Not saying avoid a deck where every pieces synergies together, but maybe don’t always go right for your storm deck or your trigger happy aristocrats deck. At the very least, know your deck well enough you can clearly & quickly articulate what is happening to your opponents.

4. Let your opponents play out

I don’t see this one often because interaction-centric control decks are already stigmatize and the average EDH deck rarely features enough interaction to cause problem, but I feel like it is worth mentioning. If 2-3 players are slowing down their play because one player always “might have removal”, that one player should lower the amount of interaction their decks has or opt for a different completely different style of deck.

Interaction 100% has a place in EDH- I’ll happily Murder your commander anytime.
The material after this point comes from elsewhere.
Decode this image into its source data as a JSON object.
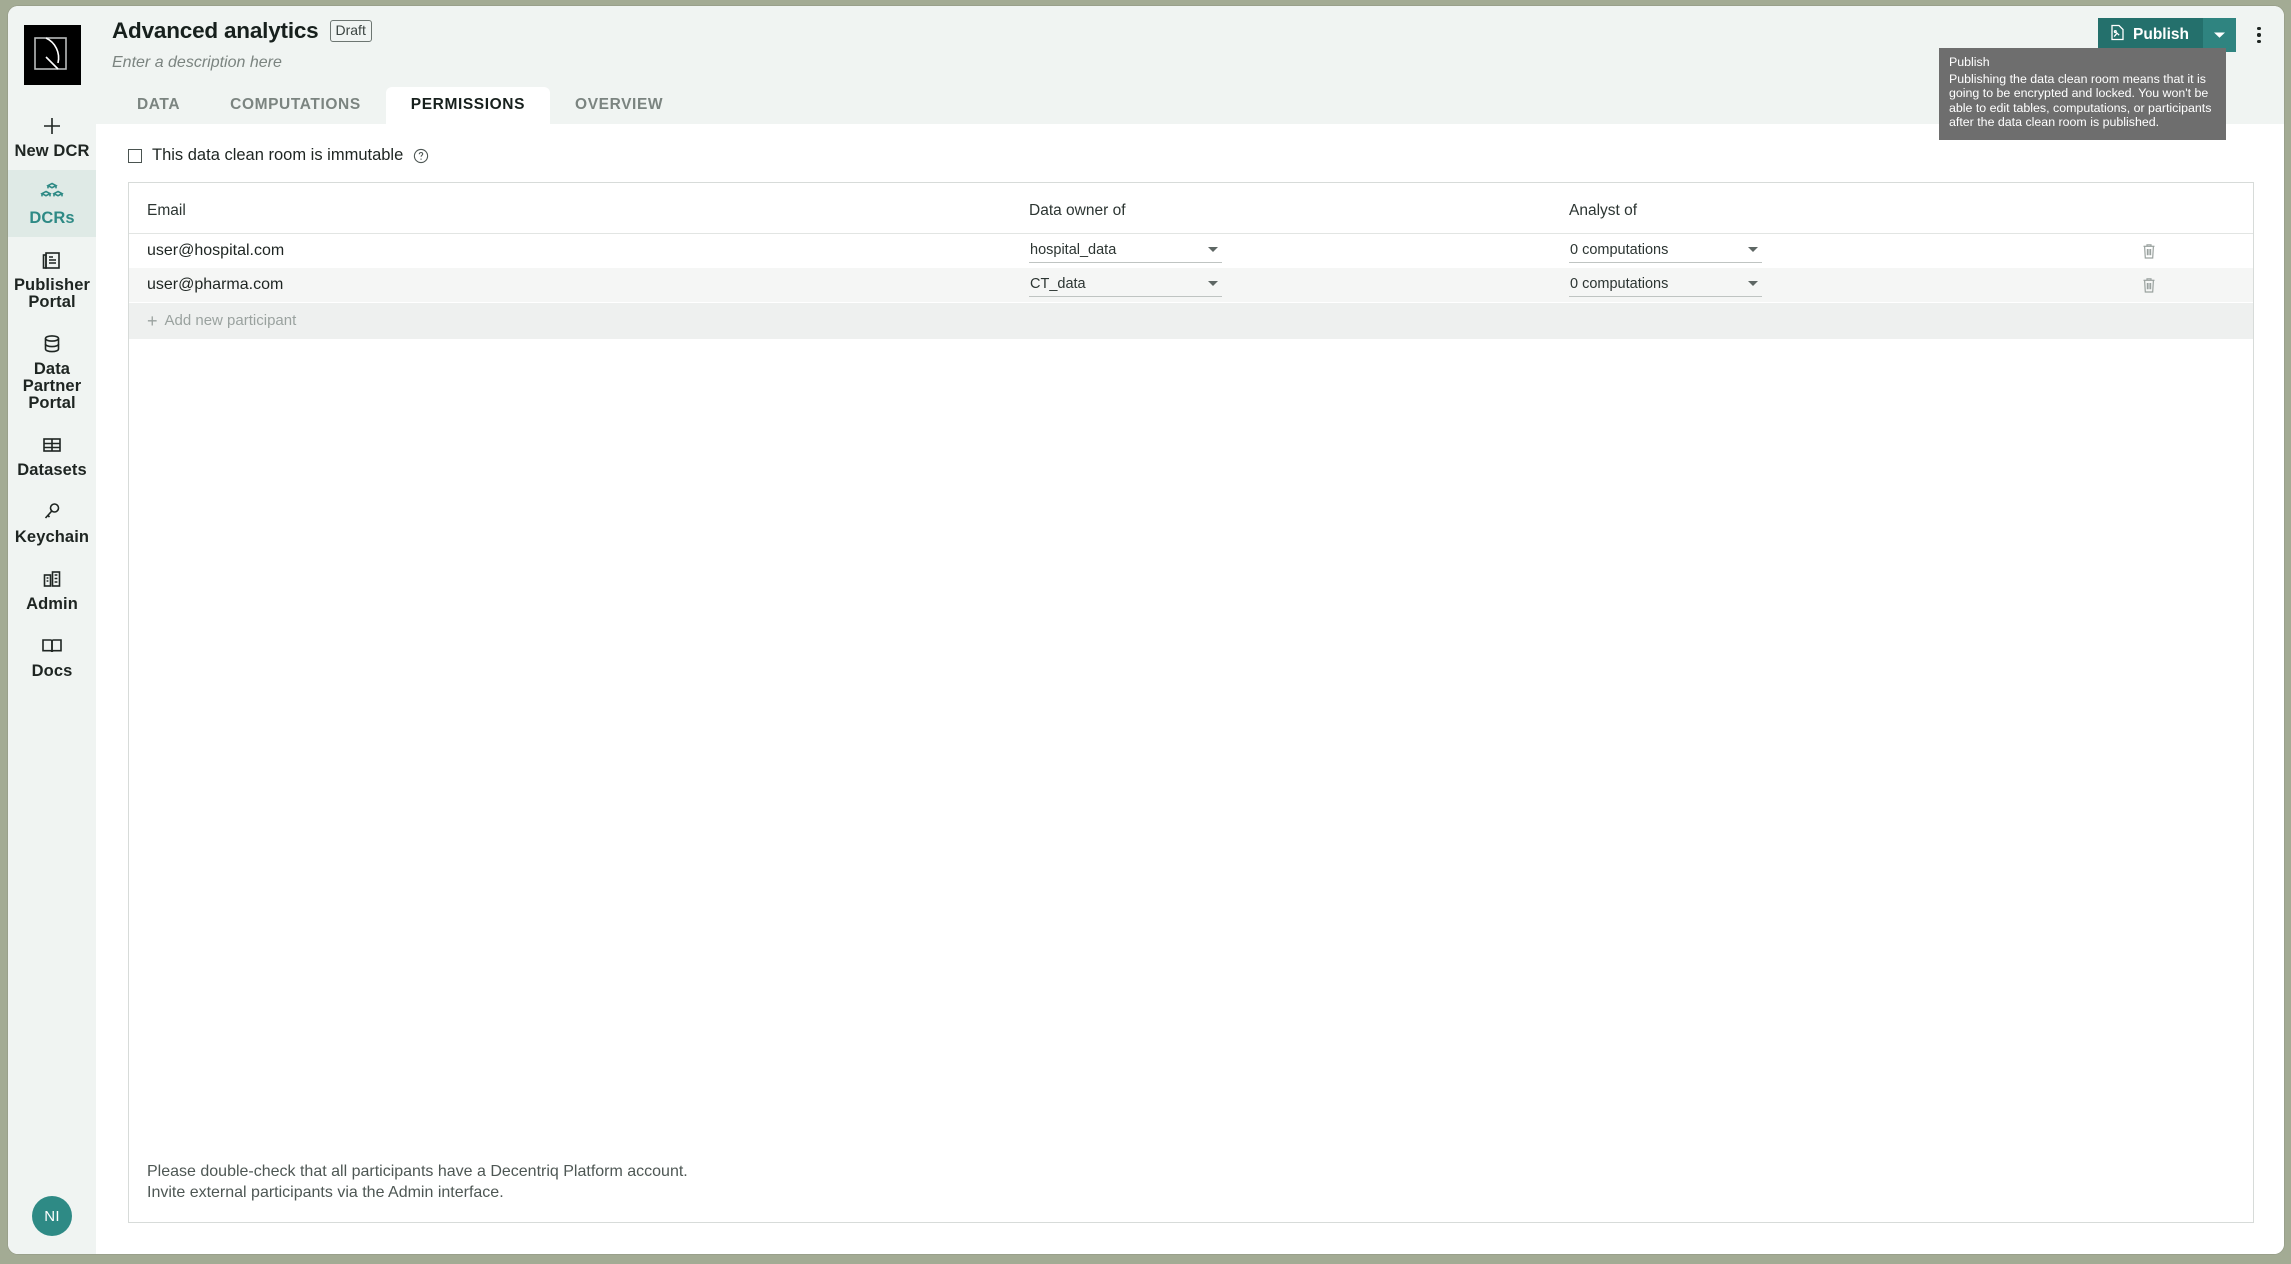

Letting it grow to the point that no one is really MTG at all is a different story. In general, I’d rather see a powerful deck play out & play cleanup when needed then play grind to a halt as no one wants to suffer resource loss.

All though the real solution to this is more players need to learn how to navigate around interaction heavy decks.

In Brief

These are meant to be suggestions, not an attempt to demonize any specific playstyle or aspect of the game. There’s definitely a time & place for complex MTG! I’ve just observed that the enjoyment of my decks for myself & others improves the more I’ve followed these rules. My decks take less mental bandwidth to pilot, my turns are quicker so more players get more\ playtime, opponents can follow my actions more easily, and overall it keeps EDH feeling fun and not like a mental chore!